Quotation of the Week

On multi-site churches:

I’m also concerned (and this reflects my own theological bias) that the approach often leads to a separation of Word from sacrament. The person who leads in the Word is often not the person who leads in the sacraments. What are we saying when we separate and compartmentalize these aspects of faith?

Likewise, in the preaching itself — the preacher (if using a video feed) really knows very little of the congregation — relationally speaking. The only relationship between speaker and congregation is virtual. And this might be okay if Christianity were merely a set of principles or propositions to be embraced. But Christianity by nature is highly relational and highly incarnational (“The Word became flesh and lived among us…”). The incarnation is the missional DNA for everything that happens as the church seeks to become a faithful witness to and participant in the kingdom of God.

From Brad Boydston

9 comments

  1. wow, i’m so glad i found your blog! your name definitely sounds familiar (i know and have met a lot of people affiliated with your church)…i found your blog via “kingdom grace’s”. look forward to reading more. 🙂

  2. In the experience I’ve had with a church that went to multi-site video-feed services the body of worshipers was already way too large for there to be many relationships between the preacher and the congregation. Of course, I’m sure there is something to learn about a group of people just by standing in front of them. 🙂

  3. I think about it from a preacher’s perspective: while there is a place for guest preaching in contexts where you do not know a specific community, I cannot imagine preaching week after week to a bunch of people I did not know. My sermons are steeped in my relationships with my congregation. I would love to hear how video-preachers do it!
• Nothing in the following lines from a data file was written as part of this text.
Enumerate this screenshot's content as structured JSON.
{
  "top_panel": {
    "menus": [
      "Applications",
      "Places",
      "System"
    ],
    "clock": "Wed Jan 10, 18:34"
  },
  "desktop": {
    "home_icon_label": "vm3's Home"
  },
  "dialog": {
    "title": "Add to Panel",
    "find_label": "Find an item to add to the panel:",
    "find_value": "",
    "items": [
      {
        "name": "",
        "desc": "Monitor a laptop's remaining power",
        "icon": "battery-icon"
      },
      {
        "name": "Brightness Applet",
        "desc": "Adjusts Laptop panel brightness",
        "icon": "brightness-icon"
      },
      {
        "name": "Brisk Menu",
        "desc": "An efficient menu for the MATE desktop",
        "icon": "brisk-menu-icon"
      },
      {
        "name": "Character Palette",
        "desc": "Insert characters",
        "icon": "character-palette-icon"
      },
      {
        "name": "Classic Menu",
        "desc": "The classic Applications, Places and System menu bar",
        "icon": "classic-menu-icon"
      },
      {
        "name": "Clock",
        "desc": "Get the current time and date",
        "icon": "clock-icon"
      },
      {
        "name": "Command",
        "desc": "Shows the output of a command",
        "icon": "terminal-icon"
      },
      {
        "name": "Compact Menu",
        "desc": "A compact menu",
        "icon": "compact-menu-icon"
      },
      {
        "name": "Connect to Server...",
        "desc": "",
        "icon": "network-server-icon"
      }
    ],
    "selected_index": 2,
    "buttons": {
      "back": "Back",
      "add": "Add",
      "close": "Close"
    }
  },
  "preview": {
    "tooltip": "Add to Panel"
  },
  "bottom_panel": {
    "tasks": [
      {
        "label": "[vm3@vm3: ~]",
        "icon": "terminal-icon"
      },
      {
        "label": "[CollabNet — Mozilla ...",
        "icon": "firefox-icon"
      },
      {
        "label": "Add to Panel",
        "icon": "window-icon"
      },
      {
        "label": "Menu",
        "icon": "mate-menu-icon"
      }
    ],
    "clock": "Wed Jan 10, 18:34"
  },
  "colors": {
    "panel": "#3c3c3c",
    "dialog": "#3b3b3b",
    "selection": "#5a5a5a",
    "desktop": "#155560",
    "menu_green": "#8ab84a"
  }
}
  4. NorthPoint Community Church, based in Alpharetta, GA does satellite services and the preacher is on 3-D realistic video feed, so it looks as if he’s really there with you. They have a “campus” pastor for each location. They draw thousands each Sunday so it apparently is popular…but is it for the show or the message, or what?
    Seems like franchising a brand, in this case, Andy Stanley.

    Having never done it, I can’t say what it would be like from a preacher’s standpoint, although it does allow speaking to more people than you could in person…but you’re speaking to the masses and in generalities I would imagine.

  5. Great site! I can’t recall how I stumbled onto you, but you do a great job. Thanks.

    Craddock includes an instructive little exercise for preachers in his wonderful book, Preaching. He calls it (if memory serves me well) “What I know about those I do not know.” The idea is simple: compile a list of everything you know about each person you meet. the list is rather long and provides quite a bit of “connection points” for homiletical purposes.

    Your point may well be valid re video preachers, but it is nigh unto impossible (imho) to be very involved in the lives of individual parishioners in a church that runs much over a hundred. Add to that the fact that we tend to mask our fears, hurts and failures when we gather, and you have even less difference between the ability of the small church (live) preacher and the mega church/multi-site preacher to “know” church members.